Darüber hinaus hat die Bundeswehr bereits damit begonnen, Betroffene der Corona-Krise im Zuge der Amtshilfe mit Essen, Feldbetten und mobilen Arzteinrichtungen zu versorgen und medizinische Güter in ihren Kasernen sicher zu lagern. Bereits vor einigen Wochen wurden 125 deutsche Zivilisten mit Flugzeugen der Luftwaffe aus der chinesischen Provinz Wuhan in die Heimat zurückgeholt.

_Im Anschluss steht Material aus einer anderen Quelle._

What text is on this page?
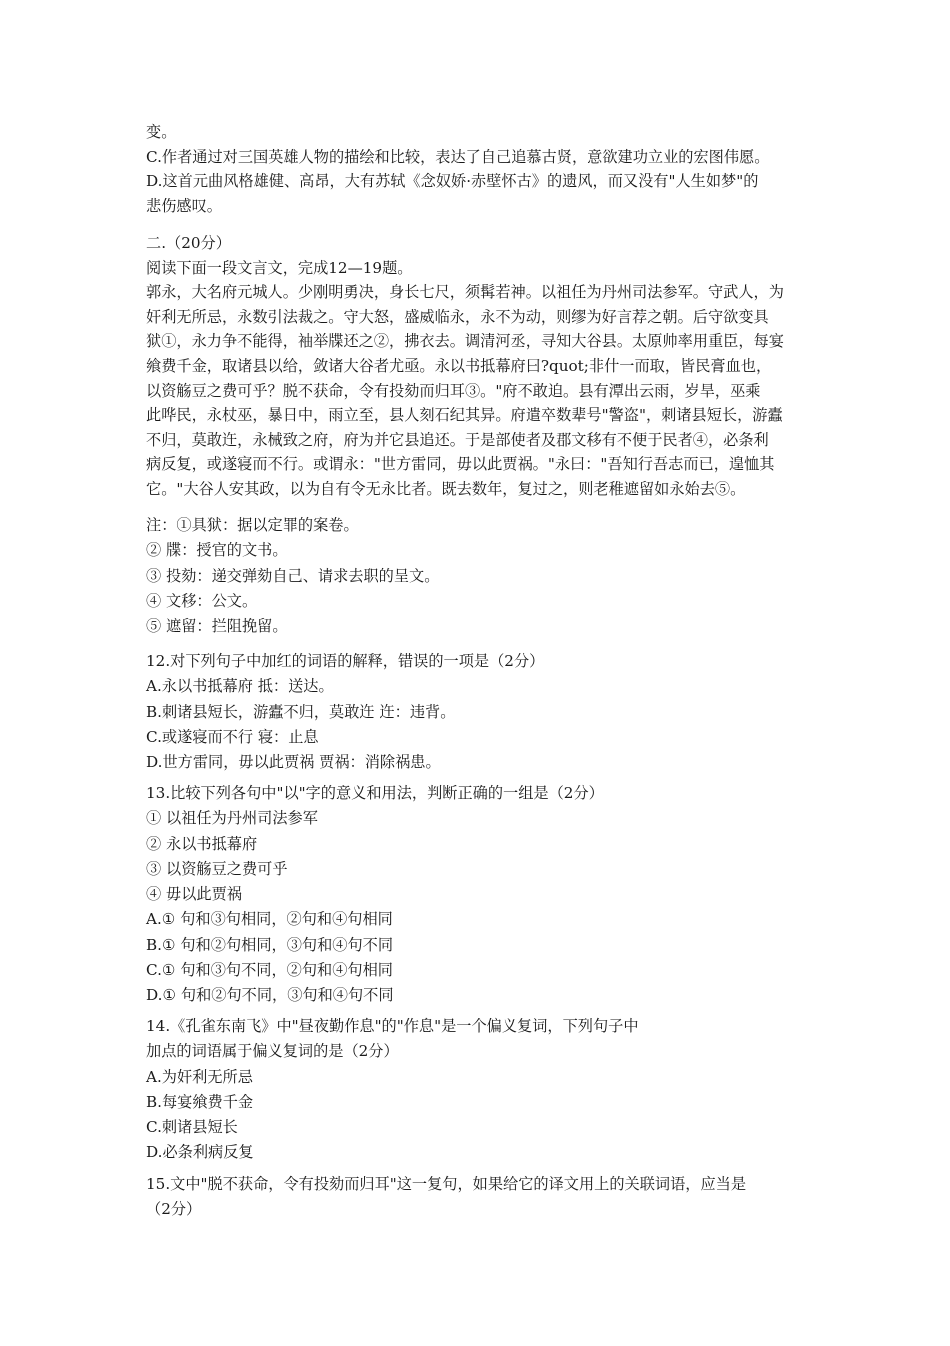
变。
C.作者通过对三国英雄人物的描绘和比较，表达了自己追慕古贤，意欲建功立业的宏图伟愿。
D.这首元曲风格雄健、高昂，大有苏轼《念奴娇·赤壁怀古》的遗风，而又没有"人生如梦"的
悲伤感叹。
二.（20分）
阅读下面一段文言文，完成12—19题。
郭永，大名府元城人。少刚明勇决，身长七尺，须髯若神。以祖任为丹州司法参军。守武人，为
奸利无所忌，永数引法裁之。守大怒，盛威临永，永不为动，则缪为好言荐之朝。后守欲变具
狱①，永力争不能得，袖举牒还之②，拂衣去。调清河丞，寻知大谷县。太原帅率用重臣，每宴
飨费千金，取诸县以给，敛诸大谷者尤亟。永以书抵幕府曰?quot;非什一而取，皆民膏血也，
以资觞豆之费可乎？脱不获命，令有投劾而归耳③。"府不敢迫。县有潭出云雨，岁旱，巫乘
此哗民，永杖巫，暴日中，雨立至，县人刻石纪其异。府遣卒数辈号"警盗"，刺诸县短长，游蠹
不归，莫敢迕，永械致之府，府为并它县追还。于是部使者及郡文移有不便于民者④，必条利
病反复，或遂寝而不行。或谓永："世方雷同，毋以此贾祸。"永曰："吾知行吾志而已，遑恤其
它。"大谷人安其政，以为自有令无永比者。既去数年，复过之，则老稚遮留如永始去⑤。
注：①具狱：据以定罪的案卷。
② 牒：授官的文书。
③ 投劾：递交弹劾自己、请求去职的呈文。
④ 文移：公文。
⑤ 遮留：拦阻挽留。
12.对下列句子中加红的词语的解释，错误的一项是（2分）
A.永以书抵幕府 抵：送达。
B.刺诸县短长，游蠹不归，莫敢迕 迕：违背。
C.或遂寝而不行 寝：止息
D.世方雷同，毋以此贾祸 贾祸：消除祸患。
13.比较下列各句中"以"字的意义和用法，判断正确的一组是（2分）
① 以祖任为丹州司法参军
② 永以书抵幕府
③ 以资觞豆之费可乎
④ 毋以此贾祸
A.① 句和③句相同，②句和④句相同
B.① 句和②句相同，③句和④句不同
C.① 句和③句不同，②句和④句相同
D.① 句和②句不同，③句和④句不同
14.《孔雀东南飞》中"昼夜勤作息"的"作息"是一个偏义复词，下列句子中
加点的词语属于偏义复词的是（2分）
A.为奸利无所忌
B.每宴飨费千金
C.刺诸县短长
D.必条利病反复
15.文中"脱不获命，令有投劾而归耳"这一复句，如果给它的译文用上的关联词语，应当是
（2分）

Reservisten wollen in der Krise anpacken
Positiv überrascht ist die Bundeswehr, dass 6000 Reservisten freiwillig einem Aufruf gefolgt sind, in der Krise zu helfen. 240 vorwiegend Sanitäter, Ärzte, Apotheker und Pflegekräfte sind schon im Dienst, die anderen Verfahren laufen noch. Patrick Sensburg, der Chef des Reservistenverbandes und gleichzeitig CDU-Bundestagsabgeordnete, war wohl auch überrascht und plädierte gleich für die Einführung einer allgemeinen Dienstpflicht.
Gegenüber der Tageszeitung "Die Welt" sagte er: "Wir entdecken jetzt in der Krise, wie wertvoll Solidarität, Gemeinsinn und die viel zitierten systemrelevanten Berufe sind. Es sind genau diese Werte und exakt diese Berufsgruppen, die von einem Gesellschaftsdienst profitieren würden." Aber das ist Zukunftsmusik. Im Moment geht es nur darum, dass die Bundeswehr tut, was möglich ist, um in der Krise zu helfen.
Diese Unterstützung geht möglicherweise auch über Deutschland hinaus: Nach Informationen des "Spiegel" hat die französische Regierung die Bundeswehr gebeten, Helikopter zur Verfügung zu stellen, um Corona-Patienten aus besonders betroffenen Regionen in andere Landesteil zu fliegen. Außerdem soll die Bundeswehr in Frankreich bei der Versorgung von erkrankten Patienten helfen.